The National Gallery of Victoria’s exhibition Degas: A New Vision, is the most comprehensive collection of the works by the French painter and sculptor, Edgar Degas(1834-1917) since 1988.

There are some wonderful individual pieces to inspect in this brilliantly curated exhibition and I urge you to see before it ends on September 18th. And as you learn more about Degas, you will see a case study in how to resist the pressures of a peer group to adopt fashionable left-wing attitudes, and indeed how to pursue an individual vision which rejects easy labels. While as a youth he rebelled against ‘the Establishment’, he did not simply become a dutiful member of the alternative movement which was in turn to establish its own period of dominance.

While commonly labelled as one of the founders of French impressionist, Degas actually took great exception to being called a ‘French Impressionist’.

The French impressionists were at their peak in the 1870s and 80s and were radical artists who set out to flaunt the rigid rules of artistic convention strictly enforced by the Academy of Fine Arts.

According to the Academy, historical subjects, religious themes and portraits were in but landscapes and still life were out. Being quite partial to painting latter, the impressionists started their own society so that they could actually exhibit their works.

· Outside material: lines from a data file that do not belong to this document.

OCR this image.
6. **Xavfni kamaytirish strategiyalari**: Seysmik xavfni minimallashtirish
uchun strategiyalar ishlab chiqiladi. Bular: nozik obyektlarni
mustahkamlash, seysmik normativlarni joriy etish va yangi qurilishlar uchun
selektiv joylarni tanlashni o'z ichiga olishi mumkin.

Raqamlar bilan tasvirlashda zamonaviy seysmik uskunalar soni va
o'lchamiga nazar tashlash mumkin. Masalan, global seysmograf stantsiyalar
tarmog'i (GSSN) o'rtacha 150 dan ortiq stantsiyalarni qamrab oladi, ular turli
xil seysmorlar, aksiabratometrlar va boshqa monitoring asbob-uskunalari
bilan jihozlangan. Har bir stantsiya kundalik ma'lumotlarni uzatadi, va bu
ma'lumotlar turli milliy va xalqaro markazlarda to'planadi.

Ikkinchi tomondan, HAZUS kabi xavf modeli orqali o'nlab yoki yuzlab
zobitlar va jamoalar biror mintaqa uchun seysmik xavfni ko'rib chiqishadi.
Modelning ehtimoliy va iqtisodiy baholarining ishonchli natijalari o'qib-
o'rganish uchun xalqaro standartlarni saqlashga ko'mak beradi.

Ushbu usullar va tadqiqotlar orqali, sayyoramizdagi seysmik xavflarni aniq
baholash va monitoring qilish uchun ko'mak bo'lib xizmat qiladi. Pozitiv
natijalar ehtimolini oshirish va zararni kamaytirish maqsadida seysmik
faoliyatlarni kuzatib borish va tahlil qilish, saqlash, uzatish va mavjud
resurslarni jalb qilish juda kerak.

Despite his almost fanatical aversion to landscape painting, Degas joined the impressionist society anyway. But once a member, he mocked his fellow artists on account of their predilection for ‘painting outdoors.’  This did not endear him to the likes of Manet and Renoir.

Degas believed that the medium of drawing was far superior to splashing colour about on canvas. As an old man, he lamented that were he to begin his career again, he would have ignored colour altogether and stuck to black and white.

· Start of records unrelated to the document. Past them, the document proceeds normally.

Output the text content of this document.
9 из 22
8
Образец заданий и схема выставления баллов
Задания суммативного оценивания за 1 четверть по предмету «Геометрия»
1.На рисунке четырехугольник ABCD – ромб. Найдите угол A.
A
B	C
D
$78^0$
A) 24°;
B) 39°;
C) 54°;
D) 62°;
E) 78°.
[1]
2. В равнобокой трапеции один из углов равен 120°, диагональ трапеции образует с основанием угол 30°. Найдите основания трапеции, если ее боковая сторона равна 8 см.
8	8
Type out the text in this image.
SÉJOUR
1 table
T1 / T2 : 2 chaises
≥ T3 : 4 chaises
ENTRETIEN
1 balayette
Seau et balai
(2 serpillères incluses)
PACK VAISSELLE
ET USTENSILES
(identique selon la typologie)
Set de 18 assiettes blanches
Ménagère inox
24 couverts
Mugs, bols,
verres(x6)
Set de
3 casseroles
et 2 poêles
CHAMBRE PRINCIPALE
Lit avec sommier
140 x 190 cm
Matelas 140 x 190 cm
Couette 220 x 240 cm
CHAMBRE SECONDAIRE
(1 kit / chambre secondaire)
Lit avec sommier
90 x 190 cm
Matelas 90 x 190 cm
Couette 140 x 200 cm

The second fascinating fact about Degas is that unlike many of his fellow artists, he was socially and politically conservative. He was hostile to the left-wing ideology of collective work and ‘real action’ and chose to reject the bohemian absinthe -fuelled existence of his fellow artists in favour of a respectable existence.

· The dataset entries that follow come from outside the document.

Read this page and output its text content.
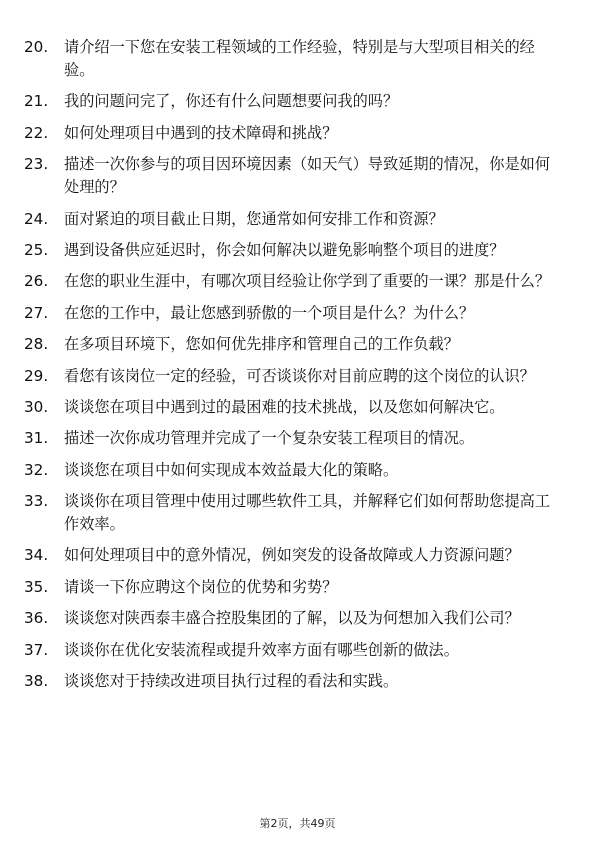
20.	请介绍一下您在安装工程领域的工作经验，特别是与大型项目相关的经验。
21.	我的问题问完了，你还有什么问题想要问我的吗？
22.	如何处理项目中遇到的技术障碍和挑战？
23.	描述一次你参与的项目因环境因素（如天气）导致延期的情况，你是如何处理的？
24.	面对紧迫的项目截止日期，您通常如何安排工作和资源？
25.	遇到设备供应延迟时，你会如何解决以避免影响整个项目的进度？
26.	在您的职业生涯中，有哪次项目经验让你学到了重要的一课？那是什么？
27.	在您的工作中，最让您感到骄傲的一个项目是什么？为什么？
28.	在多项目环境下，您如何优先排序和管理自己的工作负载？
29.	看您有该岗位一定的经验，可否谈谈你对目前应聘的这个岗位的认识？
30.	谈谈您在项目中遇到过的最困难的技术挑战，以及您如何解决它。
31.	描述一次你成功管理并完成了一个复杂安装工程项目的情况。
32.	谈谈您在项目中如何实现成本效益最大化的策略。
33.	谈谈你在项目管理中使用过哪些软件工具，并解释它们如何帮助您提高工作效率。
34.	如何处理项目中的意外情况，例如突发的设备故障或人力资源问题？
35.	请谈一下你应聘这个岗位的优势和劣势？
36.	谈谈您对陕西泰丰盛合控股集团的了解，以及为何想加入我们公司？
37.	谈谈你在优化安装流程或提升效率方面有哪些创新的做法。
38.	谈谈您对于持续改进项目执行过程的看法和实践。
第2页，共49页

Moreover, Degas came from an upper middle class family which had accumulated its wealth from a variety of unashamedly capitalist ventures such as stockbroking and banking. His mother’s Creole family had established themselves in the cotton industry in New Orleans.

In 1872 and he travelled to New Orleans to stay with his cousins, and found the “colonial” society very attractive.  It was there that he painted A Cotton Office in New Orleans.

However, after returning to Paris in 1873, Degas found out that his brother had amassed substantial debts, so he sold his house and an art collection he had inherited, and used the money to pay off his brother’s debts.

For the first time in his life, Degas was required to earn an income as his survival became dependent upon sales of his artwork. Degas then went ahead to produce much of his greatest work and still made an excellent living, thus demonstrating that necessity is indeed the mother of invention.